Lecture 9
---------
Beyond filesystems (& better filesystems)
- what happens when they get corrupted?
- what happens when we need to recover old data
- what about multiple storage devices?
Journaled filesystems
- avoid long fsck's
- strategy: write everything TWICE
- write once sequentially, the second time randomly
- first write pass is to a log called the journal: sequential data structure of updates to FS
- example: changed inode 2203, updated data block 18523, blah
- to get a full view of the FS, you have to check the journal and the regular fs
- limit the size of the journal and periodically commit its changes to the rest of the FS
- why it helps: corruption happens from interrupted writes
- with this, an fsck is just playing back the journal
Journaled filesystems work well when workload is mostly reads. But what if they are mostly writes?

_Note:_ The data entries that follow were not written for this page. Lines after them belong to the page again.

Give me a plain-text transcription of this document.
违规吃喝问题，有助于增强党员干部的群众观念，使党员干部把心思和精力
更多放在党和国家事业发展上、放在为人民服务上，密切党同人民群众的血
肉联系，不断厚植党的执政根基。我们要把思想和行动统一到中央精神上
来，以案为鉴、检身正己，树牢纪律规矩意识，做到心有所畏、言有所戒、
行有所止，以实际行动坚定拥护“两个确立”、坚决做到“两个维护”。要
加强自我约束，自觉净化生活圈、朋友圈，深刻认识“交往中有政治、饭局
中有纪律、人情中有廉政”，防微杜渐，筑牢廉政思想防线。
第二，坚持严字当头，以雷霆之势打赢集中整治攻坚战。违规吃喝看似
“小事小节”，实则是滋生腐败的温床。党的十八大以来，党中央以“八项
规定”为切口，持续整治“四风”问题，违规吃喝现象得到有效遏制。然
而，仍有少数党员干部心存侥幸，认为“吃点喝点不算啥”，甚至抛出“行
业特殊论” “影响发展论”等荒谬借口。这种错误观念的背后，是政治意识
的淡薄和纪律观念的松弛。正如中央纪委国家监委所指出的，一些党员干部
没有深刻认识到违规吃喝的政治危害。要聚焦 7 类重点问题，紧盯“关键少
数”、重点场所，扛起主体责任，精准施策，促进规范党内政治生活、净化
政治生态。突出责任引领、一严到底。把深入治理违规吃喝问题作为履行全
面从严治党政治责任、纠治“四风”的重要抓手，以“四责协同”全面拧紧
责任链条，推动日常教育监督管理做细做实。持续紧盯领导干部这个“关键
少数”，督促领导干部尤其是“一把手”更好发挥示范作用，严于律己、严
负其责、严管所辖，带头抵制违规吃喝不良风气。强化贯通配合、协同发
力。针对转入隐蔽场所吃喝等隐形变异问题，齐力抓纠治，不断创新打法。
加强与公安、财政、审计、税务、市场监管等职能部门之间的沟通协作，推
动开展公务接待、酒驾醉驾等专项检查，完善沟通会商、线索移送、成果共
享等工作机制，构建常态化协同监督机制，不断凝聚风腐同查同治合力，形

- bad because we're writing twice, so half (or much less) performance)
- but what if we only wrote once to the log?
=> log-structured filesystems
log-structured filesystems have a nice feature:
- they don't write to the same block too often
- writing to the same block with flash storage too many times is BAD, destroys the block
- flash firmware implements a log-structured like "filesystem" (layer)
Logical Volume Management (LVM)
- filesystem just needs an array of blocks
- why not merge arrays of blocks from multiple devices?
Modern filesystems is to combine LVM and regular FS